Son petit-fils l’a alors encouragée à faire du sport pour l’aider à retrouver sa force et être en mesure d'accomplir des tâches pour lesquelles elle avait de la difficulté.

« C’était la première fois que je pensais pouvoir faire un choix à propos du fait de vieillir, que je pouvais devenir plus forte », confie-t-elle.

Vieillir est un chemin irréversible, mais des choix s’offrent à nous. L’un d’entre eux est de devenir plus fort.

Joy Brown, poétesse réginoise

Une sportive de compétition

Son petit-fils l’a donc aidée à s’entraîner en augmentant progressivement ses poids de 3 à 15 livres.

Joy Brown a rapidement réalisé qu’elle devrait alors investir dans des poids plus imposants ou devenir membre d’un centre sportif. C’est sur les conseils de son petit-fils qu’elle a pris un abonnement au Mettle Performance Training Center.

« J’ai franchi la porte et j’ai su instantanément que cet endroit était pour moi », se souvient-elle. Rapidement, elle a informé son entraîneur de son envie de devenir une sportive de compétition. Six mois plus tard, son désir était devenu réalité.

« Actuellement, je suis plus forte que je ne l’ai jamais été de ma vie », constate-t-elle.

Quand le sport devient poésie

L’équipe du Mettle Performance Training Center aura aussi incité Joy Brown à se remettre à écrire de la poésie, un art qu’elle avait abandonné après le décès de son mari.

Ses sujets varient de son entrée au gymnase à la levée de poids, en passant par des hommages aux athlètes avec lesquels elle s’entraîne.
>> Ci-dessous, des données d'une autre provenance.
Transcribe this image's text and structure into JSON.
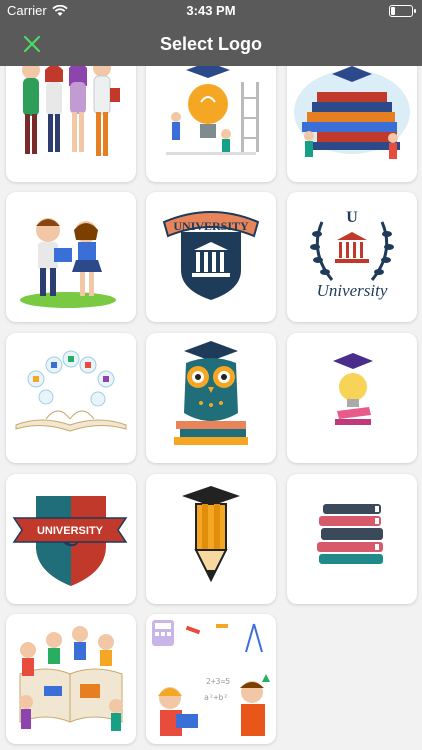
{
  "status_bar": {
    "carrier": "Carrier",
    "time": "3:43 PM"
  },
  "nav": {
    "title": "Select Logo",
    "close_icon": "close-icon"
  },
  "logos": [
    {
      "label": "",
      "icon": "students-group-icon"
    },
    {
      "label": "",
      "icon": "lightbulb-graduation-icon"
    },
    {
      "label": "",
      "icon": "books-study-icon"
    },
    {
      "label": "",
      "icon": "kids-reading-icon"
    },
    {
      "label": "UNIVERSITY",
      "icon": "university-shield-icon"
    },
    {
      "label": "University",
      "icon": "university-laurel-icon"
    },
    {
      "label": "",
      "icon": "open-book-icon"
    },
    {
      "label": "",
      "icon": "owl-graduation-icon"
    },
    {
      "label": "",
      "icon": "bulb-cap-icon"
    },
    {
      "label": "UNIVERSITY",
      "icon": "university-crest-icon"
    },
    {
      "label": "",
      "icon": "pencil-cap-icon"
    },
    {
      "label": "",
      "icon": "book-stack-icon"
    },
    {
      "label": "",
      "icon": "kids-book-icon"
    },
    {
      "label": "",
      "icon": "kids-math-icon"
    }
  ],
  "colors": {
    "bar": "#5a5a5a",
    "accent": "#4cd964",
    "background": "#f2f2f2"
  }
}
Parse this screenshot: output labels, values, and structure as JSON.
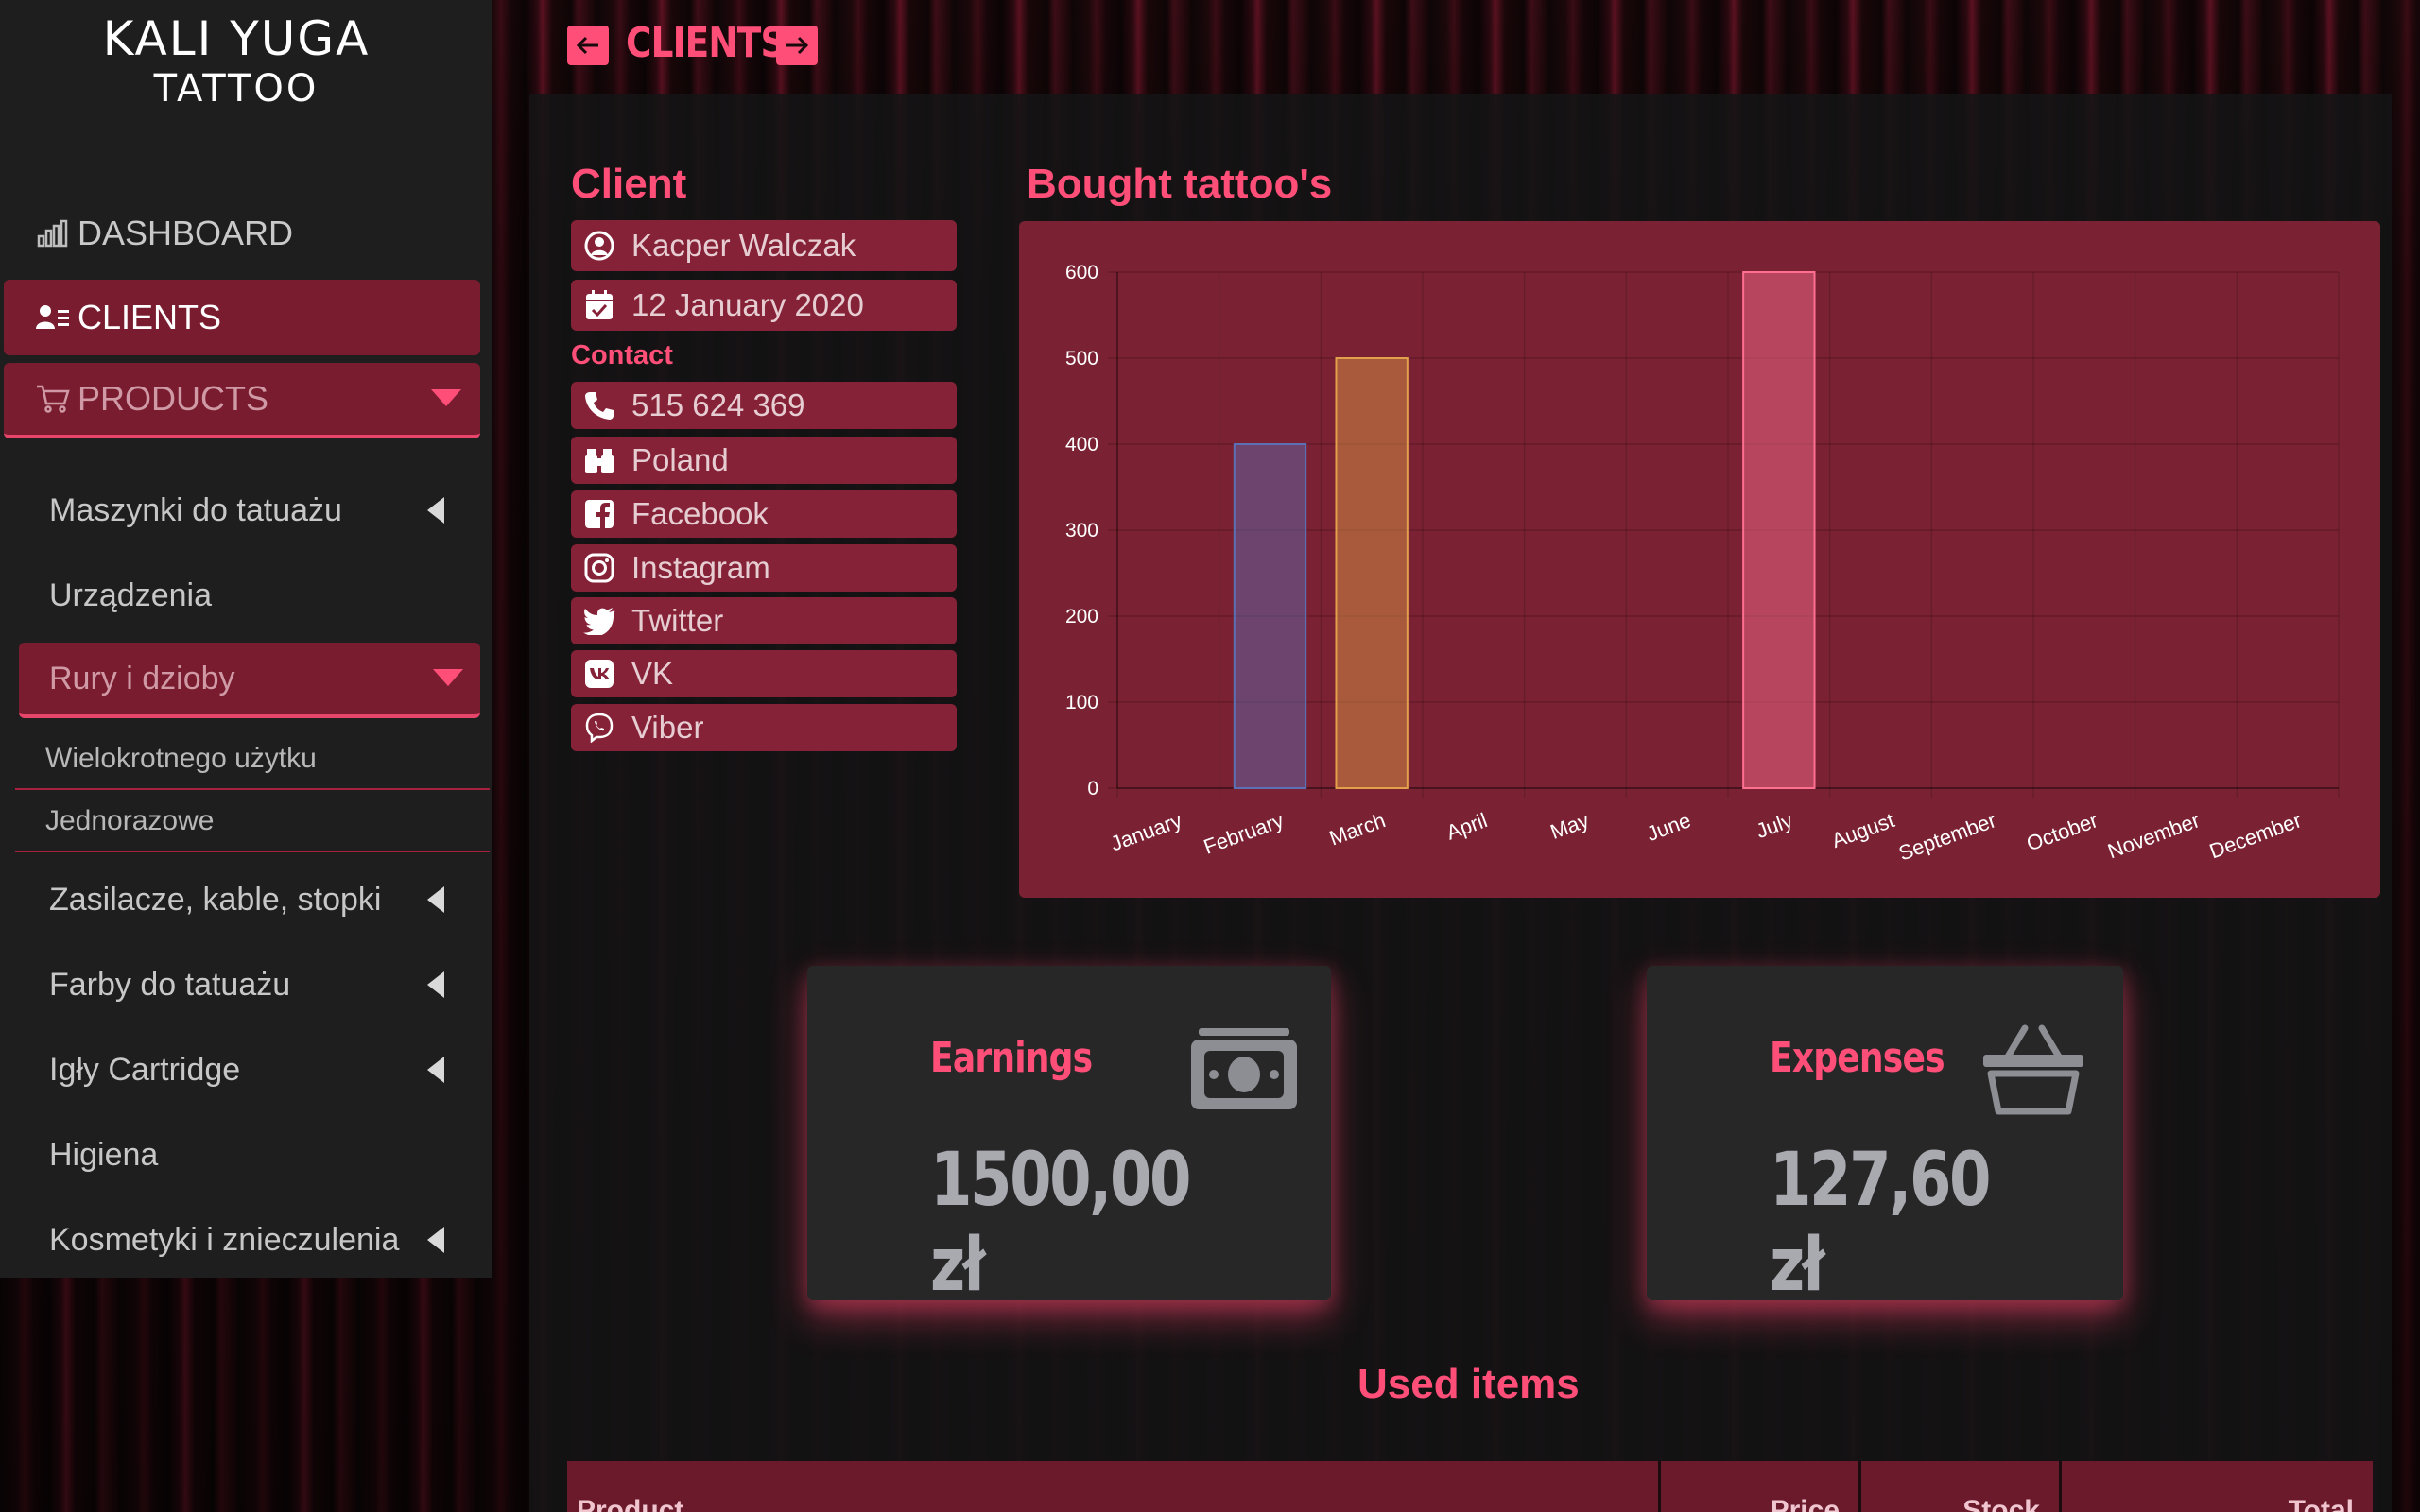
{
  "brand": {
    "line1": "KALI YUGA",
    "line2": "TATTOO"
  },
  "header": {
    "title": "CLIENTS"
  },
  "nav": {
    "dashboard": "DASHBOARD",
    "clients": "CLIENTS",
    "products": "PRODUCTS"
  },
  "categories": [
    "Maszynki do tatuażu",
    "Urządzenia",
    "Rury i dzioby",
    "Zasilacze, kable, stopki",
    "Farby do tatuażu",
    "Igły Cartridge",
    "Higiena",
    "Kosmetyki i znieczulenia"
  ],
  "subcategories": [
    "Wielokrotnego użytku",
    "Jednorazowe"
  ],
  "client": {
    "section_title": "Client",
    "name": "Kacper Walczak",
    "date": "12 January 2020",
    "contact_label": "Contact",
    "phone": "515 624 369",
    "country": "Poland",
    "facebook": "Facebook",
    "instagram": "Instagram",
    "twitter": "Twitter",
    "vk": "VK",
    "viber": "Viber"
  },
  "chart_title": "Bought tattoo's",
  "chart_data": {
    "type": "bar",
    "categories": [
      "January",
      "February",
      "March",
      "April",
      "May",
      "June",
      "July",
      "August",
      "September",
      "October",
      "November",
      "December"
    ],
    "values": [
      0,
      400,
      500,
      0,
      0,
      0,
      600,
      0,
      0,
      0,
      0,
      0
    ],
    "bar_colors": [
      "#5b6fb5",
      "#5b6fb5",
      "#e3a04a",
      "#9a3a4e",
      "#9a3a4e",
      "#9a3a4e",
      "#ff7090",
      "#9a3a4e",
      "#9a3a4e",
      "#9a3a4e",
      "#9a3a4e",
      "#9a3a4e"
    ],
    "ylim": [
      0,
      600
    ],
    "yticks": [
      0,
      100,
      200,
      300,
      400,
      500,
      600
    ],
    "grid": true,
    "legend": "none"
  },
  "earnings": {
    "label": "Earnings",
    "value": "1500,00 zł"
  },
  "expenses": {
    "label": "Expenses",
    "value": "127,60 zł"
  },
  "used_items": {
    "title": "Used items",
    "columns": [
      "Product",
      "Price",
      "Stock",
      "Total"
    ]
  },
  "colors": {
    "accent": "#ff4f78",
    "panel": "#862237",
    "sidebar": "#1e1e1f"
  }
}
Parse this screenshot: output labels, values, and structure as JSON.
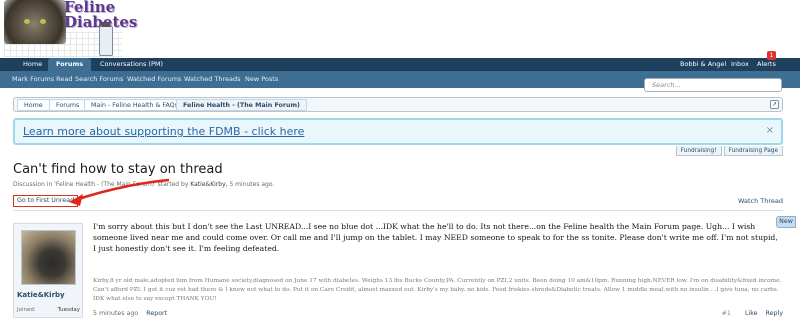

Une septuagénaire sourit, assise devant un haltère. Joy Brown s'est inspirée de son sport préféré pour se remettre à écrire de la poésie. Photo : Radio-Canada

Les poèmes de la septuagénaire ont également été sélectionnés pour le prix John-V. Hicks, remis par la Guilde des écrivains de la Saskatchewan. Elle y a terminé en troisième position.

Le recueil de poésie de Joy Brown, Heavy, sera lancé le 20 octobre.